L’eugénisme est une idéologie pseudo scientifique qui s’inspire des pratiques de sélection animale afin d’éliminer les individus défaillants (eugénisme négatif) ou de favoriser les individus les mieux dotés génétiquement (eugénisme positif). Né avant la génétique scientifique, à la fin du 19° siècle, l’eugénisme postule que nos qualités et défauts sont hérités et que le progrès médical augmente dangereusement les chances de perpétuation des handicaps. Aussi, peu après l’invention du terme eugenics (1883) par Francis Galton, cousin de Darwin dont il fut un lecteur partial, des pratiques eugéniques essentiellement négatives et souvent autoritaires se sont répandues dans le monde (stérilisations) avec l’approbation massive des médecins (sociétés savantes, congrès spécifiques) comme des politiques, mais jusqu’à conduire à des meurtres de masse telle l’extermination d’infirmes et malades mentaux surtout dans l’Allemagne nazie. L’eugénisme a été largement désapprouvé après la seconde guerre mondiale surtout parce qu’ assimilé à l’holocauste de certaines populations (Juifs, gitans). Sa renaissance actuelle a été stimulée par une connaissance croissante des gènes et de leur manipulation (OGM, ingénierie génétique) comme à des technologies apparues depuis quelques décennies (Assistance médicale à la procréation=AMP, culture et différenciation cellulaire).
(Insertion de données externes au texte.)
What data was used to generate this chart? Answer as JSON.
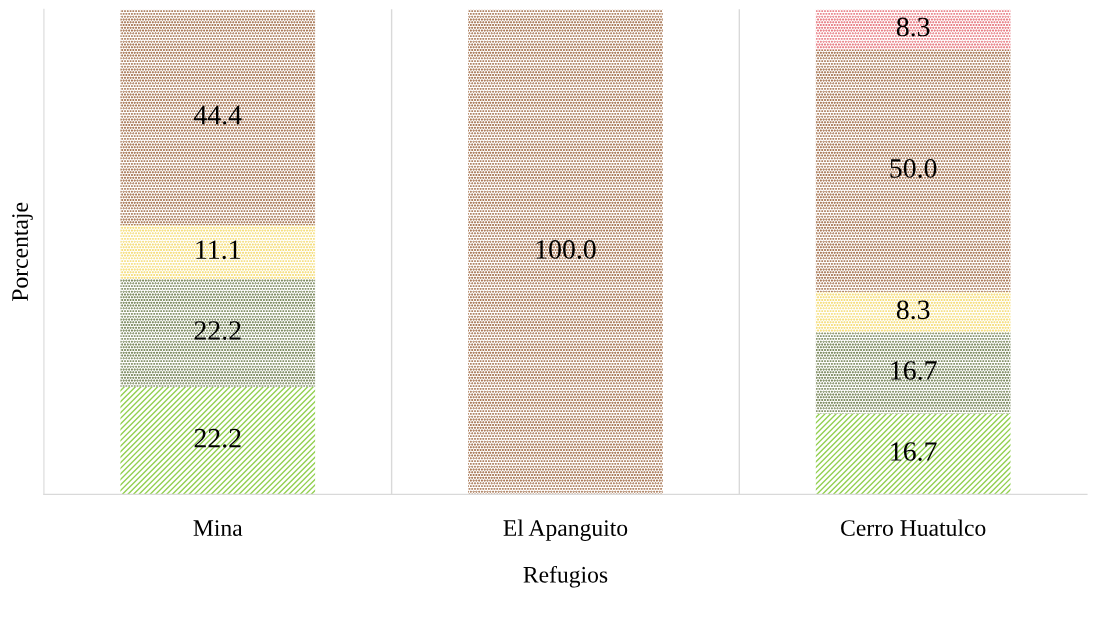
{
  "chart_data": {
    "type": "bar",
    "stacked": true,
    "xlabel": "Refugios",
    "ylabel": "Porcentaje",
    "categories": [
      "Mina",
      "El Apanguito",
      "Cerro Huatulco"
    ],
    "series": [
      {
        "color": "#92d050",
        "values": [
          22.2,
          null,
          16.7
        ],
        "value_labels": [
          "22.2",
          null,
          "16.7"
        ]
      },
      {
        "color": "#4f6228",
        "values": [
          22.2,
          null,
          16.7
        ],
        "value_labels": [
          "22.2",
          null,
          "16.7"
        ]
      },
      {
        "color": "#f2d34f",
        "values": [
          11.1,
          null,
          8.3
        ],
        "value_labels": [
          "11.1",
          null,
          "8.3"
        ]
      },
      {
        "color": "#8b4a1c",
        "values": [
          44.4,
          100.0,
          50.0
        ],
        "value_labels": [
          "44.4",
          "100.0",
          "50.0"
        ]
      },
      {
        "color": "#e0505a",
        "values": [
          null,
          null,
          8.3
        ],
        "value_labels": [
          null,
          null,
          "8.3"
        ]
      }
    ],
    "ylim": [
      0,
      100
    ],
    "tick_labels": "x",
    "grid": false,
    "legend": false
  }
}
Elle se nourrit aussi de l’idéologie libérale et de la compétition exacerbée entre les personnes, les entreprises et les États.
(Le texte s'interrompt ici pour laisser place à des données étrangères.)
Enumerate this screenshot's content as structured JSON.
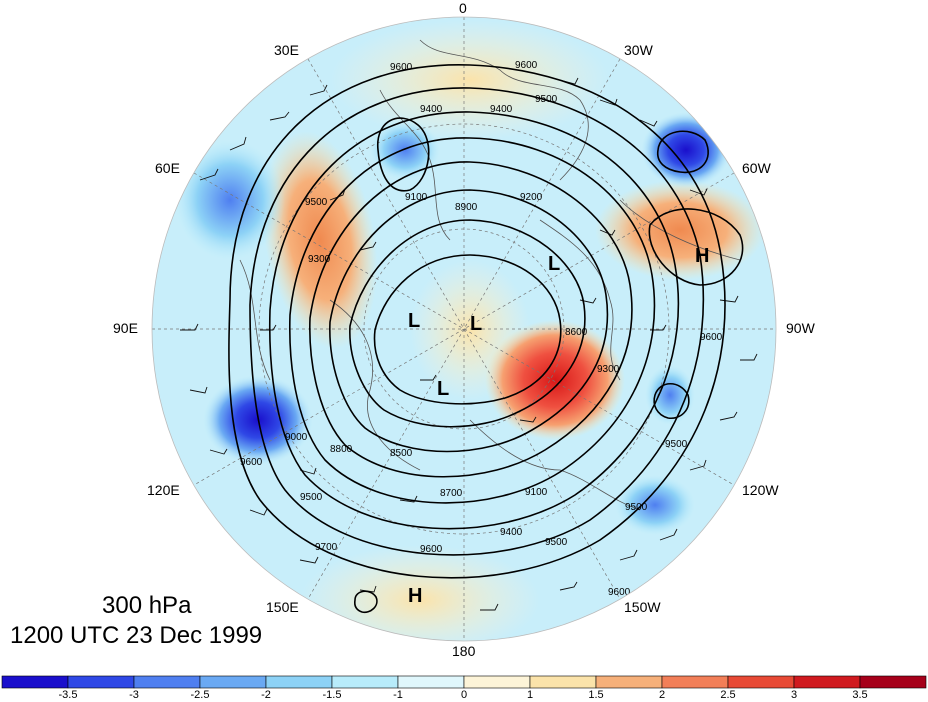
{
  "map": {
    "level": "300 hPa",
    "valid_time": "1200 UTC 23 Dec 1999",
    "longitude_labels": {
      "top": "0",
      "ne": "30W",
      "nw": "30E",
      "e_upper": "60W",
      "w_upper": "60E",
      "e_mid": "90W",
      "w_mid": "90E",
      "e_lower": "120W",
      "w_lower": "120E",
      "se": "150W",
      "sw": "150E",
      "bottom": "180"
    },
    "centers": [
      {
        "label": "H",
        "kind": "high"
      },
      {
        "label": "H",
        "kind": "high"
      },
      {
        "label": "L",
        "kind": "low"
      },
      {
        "label": "L",
        "kind": "low"
      },
      {
        "label": "L",
        "kind": "low"
      },
      {
        "label": "L",
        "kind": "low"
      }
    ],
    "contour_labels": [
      "9600",
      "9400",
      "9500",
      "9300",
      "9200",
      "9100",
      "9000",
      "8900",
      "8800",
      "8700",
      "8600",
      "8500",
      "9700"
    ],
    "colors": {
      "strong_negative": "#1a1acc",
      "negative": "#5aa6ee",
      "weak_negative": "#c8eefa",
      "weak_positive": "#fcefc6",
      "positive": "#f08a50",
      "strong_positive": "#d81818"
    }
  },
  "colorbar": {
    "ticks": [
      "-3.5",
      "-3",
      "-2.5",
      "-2",
      "-1.5",
      "-1",
      "0",
      "1",
      "1.5",
      "2",
      "2.5",
      "3",
      "3.5"
    ],
    "colors": [
      "#1a0fcc",
      "#2f48e6",
      "#4f7ff0",
      "#6aa9f3",
      "#8dd2f6",
      "#b8ecfb",
      "#e0f7fc",
      "#fdf4d8",
      "#fbe3aa",
      "#f6b07a",
      "#f27f58",
      "#e84a35",
      "#d01a1f",
      "#a6001a"
    ]
  }
}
– Qu’est-ce que l’eugénisme libéral ?
C’est un eugénisme qui repose non pas sur un État fort et autoritaire, mais sur la demande par la population de choisir des traits de sa descendance. Bien sûr, c’est surtout l’offre qui crée la demande. On pourrait dire que c’est un eugénisme de marché et non étatique. Le Conseil d’Etat rappelait en 2009 que l’eugénisme « peut être le fruit d’une politique délibérément menée par un État. Il peut aussi être le résultat collectif d’une somme de décisions individuelles convergentes prises par les futurs parents, dans une société où primerait la recherche de l’« enfant parfait », ou du moins « indemne de nombreuses affections graves » ». C’est bien sous cette forme que se développe le nouvel eugénisme, libéral et bienveillant, mou et démocratique, dont témoignent les débats des institutions savantes ou politiques autour des lois de bioéthique. Car, quelle que soit la loi votée en 2020, les rapports des diverses institutions (comité national d’éthique, comité d’éthique de l’inserm, Académie des sciences, Académie des technologies, OPECST,…) convergent pour demander des mesures nouvelles orientées vers la « qualité » humaine. Tous ces « pas en avant » idéologiques devraient rencontrer la loi, en 2020 ou plus tard.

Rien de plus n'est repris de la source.